İyi bir idareciyi anlamak için alim olmak gerekmez. İnsanlarımız eğitim bakımından alim değiller ama bakış açısı itibariyle ariftirler. İyi bir idarecinin nasıl olması gerektiğini tarif edemeyen insanlar bile, karşılaştıkları idarecinin iyi olup olmadığı hususunda doğruya yakın ve çok isabetli değerlendirmeler yapmaktadırlar. Bu da, milletimizin ne kadar “Arif” damarlarının olduğunu göstermektedir.
Bu köşemizde zaman zaman toplumumuzun memnuniyetini kazanan idarecilerimizi ve hizmetlerini paylaşmaktayız. Vatandaşımızın resmi kurumlarla bazen ayda bir, bazen yılda bir, bazen de ömürde bir defa işleri olabilir. İşinin takibi için gittiği resmi kurumda karşılaştığı manzara, o kişinin o kurum hakkındaki tasavvurunu da oluşturmaktadır. Kurum çalışanlarının tavır ve davranışları üzerinden kurum amiri için yapılan değerlendirme de isabetli olur. Bu nedenle de; kurum amirlerinin tarifi yapılırken, kurum çalışanlarının davranışları da değerlendirme konusu yapılır.
İyi bir idareci; adil, akıllı, cesur, yumuşak huylu, güler yüzlü, cömert, merhametli, sabırlı, şükürlü, bilgili, vakarlı olur. Aldığı görevin emanet olduğunu ve emanetin de ne anlama geldiğini bilir. Oturduğu koltuğun, sahip olduğu makamın kendisine yüklediği sorumluluğun farkındadır ve bu sorumluluğun hakkını vermeye gayret eder. İnancının ve mevzuatın gereklerini dikkate alarak takdir yetkisini kullanmaya çalışır. Sözünü ettiğimiz özellikler, onun çalışma düzen ve yöntemini de belirlemiş olur.

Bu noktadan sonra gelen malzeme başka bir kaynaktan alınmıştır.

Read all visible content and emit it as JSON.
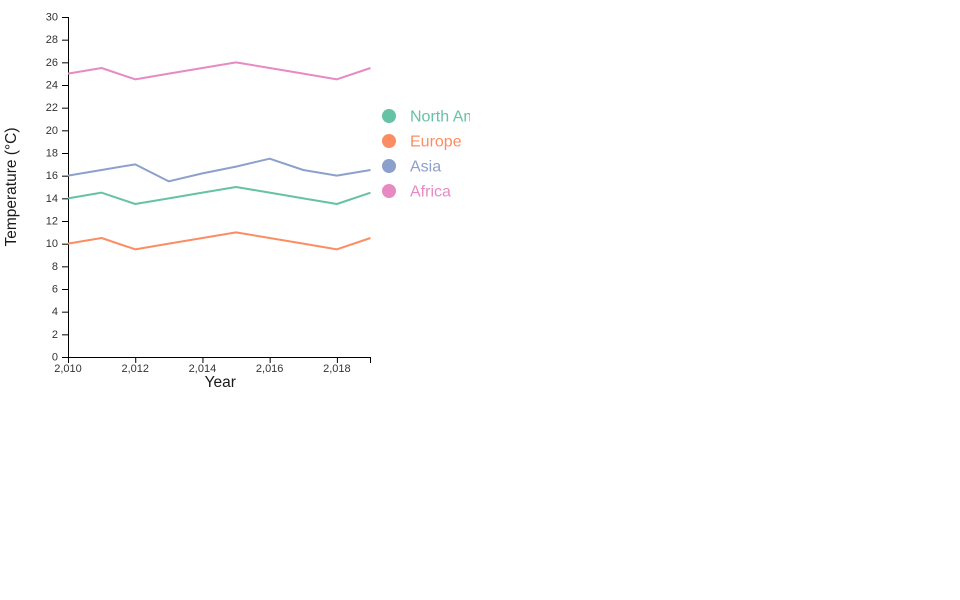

Vesayet rejiminin, vesayet kafalı idarecileri ve bu tür idarecilerin etrafında çöreklenmiş kurum çalışanlarının devri bitmiştir. Artık millet ve hizmet merkezli, hizmeti milletin ayağına götüren, vatandaşın düğme iliklemesini değil vatandaş karşısında tebessümü kural edinmiş idareciler vardır. Vesayetten beslenen vampirler; hizmet odaklı ve millet merkezli idarecilerde, alıştıkları manzarayı ve menfaatleri göremeyince; tezvirata başlayıp her türlü iftirayı da yapabilecek aşağılıklarını sergileyebilmektedirler.
Akıllı ve iyi bir idareci; etrafında bulunan kurmay ekibinin de, en az kendisi kadar vakarlı ve akıllı, dürüst ve doğru, adaletli ve merhametli olanlardan seçer. Bu özelliklere sahip kimselerle ekip çalışması yapar. Kendisini temsil edecek personelinin de, en az kendisi kadar hizmet ve millet merkezli olmasını sağlar. Bu konuda hakkında yapılan tezviratlara aldırış etmeden, millete hizmet etmek için her türlü doğru kararı almaktan çekinmez.
Üstlerine ağlayarak, astlarına bağırarak kurum idare etme devri bitmiştir. Delilik ve velilik yaparak millete yukarıdan bakma dönemi kapanmıştır. Kurumdan güç alarak, kendi çıkar ve menfaatleri için yetkisini kullanma süreçleri tarihe karışmıştır. Korkutarak ve zoru işaret ederek kendini tarif etme alışkanlıklarının prim yaptığı anlayışlar artık sohbetlerin konusu olmaktadır.
Kurumlarını millete hizmet için harekete geçiren Vali, vatandaşın sorununu çözen Kaymakam, insanların ayağına giden Müftü, cenazelere katılan Garnizon Komutanı, kanalizasyon sorunlarına kadar eğilen Belediye Başkanı “İyi İdareci” dir. Böylesi idarecilerin olduğu kurumlarda, alt memurların çalışmaktan başka çareleri de yoktur. Sekreterin kurumu idare ettiği, kapıcının danışmanlık yaptığı, şoförün istikamet belirlediği idare anlayışı sona ermiştir.
Vesayetin memuru olan geçmiş kurum idarecileri, bugünün “İyi İdareci”sinden elbette ki rahatsız olacaklardır. Kendilerinin ne olduğu, bugünün idarecisi üzerinden daha iyi anlaşılmaktadır. Devletin en üst idari makamında bulunan sayın Cumhurbaşkanının milletin ayağına kadar inmesi, geçmiş vesayet idari anlayışını “Yer ile Yeksan” etmiştir.